Dutch housing price increase continues to slow down; Prices up 14.5% since last July
The pace of the increase in Dutch housing prices is slowing down, according to figures from Statistics Netherlands (CBS). In July, the organization noticed that the price increase was considerably lower for the second month in a row, while again far fewer homes were sold. The market appears to be showing signs of cooling down, experts said earlier.
On average, buyers paid 14.5 percent more when purchasing a home in July compared to a year ago. In June, the increase was at 16.6 percent. The yearly price increase is still strong, but is not nearly as strong as at the beginning of this year. At that time, prices showed a rise of about 21 percent compared to 12 months earlier, the highest level in decades.
The fact that prices are rising less rapidly is probably related to the rise in mortgage interest rates. As a result, the maximum amount that many people can borrow has decreased. In addition, real estate organization NVM has already noted that the number of homes for sale in the Netherlands has increased significantly in recent months.

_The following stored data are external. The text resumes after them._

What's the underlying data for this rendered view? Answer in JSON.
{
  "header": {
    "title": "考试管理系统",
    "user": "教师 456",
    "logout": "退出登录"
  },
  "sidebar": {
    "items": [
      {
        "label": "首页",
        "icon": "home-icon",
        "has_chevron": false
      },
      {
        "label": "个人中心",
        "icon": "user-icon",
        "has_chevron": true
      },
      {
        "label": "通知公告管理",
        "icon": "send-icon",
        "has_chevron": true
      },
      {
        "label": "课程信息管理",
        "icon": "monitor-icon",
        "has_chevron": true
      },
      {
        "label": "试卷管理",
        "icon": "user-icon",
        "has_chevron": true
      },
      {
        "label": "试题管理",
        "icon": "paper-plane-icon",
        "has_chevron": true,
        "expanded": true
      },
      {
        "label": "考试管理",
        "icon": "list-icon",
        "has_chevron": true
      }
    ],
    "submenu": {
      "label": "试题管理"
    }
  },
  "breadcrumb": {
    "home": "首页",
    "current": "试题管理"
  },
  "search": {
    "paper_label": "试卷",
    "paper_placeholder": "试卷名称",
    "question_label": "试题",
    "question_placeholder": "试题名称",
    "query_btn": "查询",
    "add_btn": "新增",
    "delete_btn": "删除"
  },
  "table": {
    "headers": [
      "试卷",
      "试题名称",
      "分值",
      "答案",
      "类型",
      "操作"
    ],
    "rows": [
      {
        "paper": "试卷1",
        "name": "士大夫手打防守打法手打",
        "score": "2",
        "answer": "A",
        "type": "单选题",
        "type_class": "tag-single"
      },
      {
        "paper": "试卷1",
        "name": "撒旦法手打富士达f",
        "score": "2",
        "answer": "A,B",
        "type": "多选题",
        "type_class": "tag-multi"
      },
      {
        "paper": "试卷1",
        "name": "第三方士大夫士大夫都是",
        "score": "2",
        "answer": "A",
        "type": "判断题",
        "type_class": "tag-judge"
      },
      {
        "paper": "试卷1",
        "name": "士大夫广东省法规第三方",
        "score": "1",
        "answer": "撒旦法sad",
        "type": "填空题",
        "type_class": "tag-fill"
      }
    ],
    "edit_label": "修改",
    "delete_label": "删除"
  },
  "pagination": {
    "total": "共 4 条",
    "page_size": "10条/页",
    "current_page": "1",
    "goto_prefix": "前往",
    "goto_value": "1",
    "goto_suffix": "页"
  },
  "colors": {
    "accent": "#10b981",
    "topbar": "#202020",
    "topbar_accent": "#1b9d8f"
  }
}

People generally prefer to sell their house first before buying a new home themselves, the NVM also said at the time. The latter may explain why the number of people moving is much lower than a year ago. The national Land Registry recorded 16,417 residential transactions last month, almost 14 percent less than a year earlier.
It is unclear what will happen to housing prices in the near future. Mortgage rates have now shown signs of falling again, noted mortgage advisory chain De Hypotheekshop. Economists at ING wrote earlier this month that it is more likely that housing prices will stabilize in the coming months instead of falling sharply.
The fact is that the housing supply in the Netherlands is still very limited, which continues to play a role in pricing. Many experts believe the housing market can only begin to trend downward if more homes are built and made available, which could take years. The nitrogen emissions problem is one of the reasons why the acceleration in the construction of new homes has not gotten underway.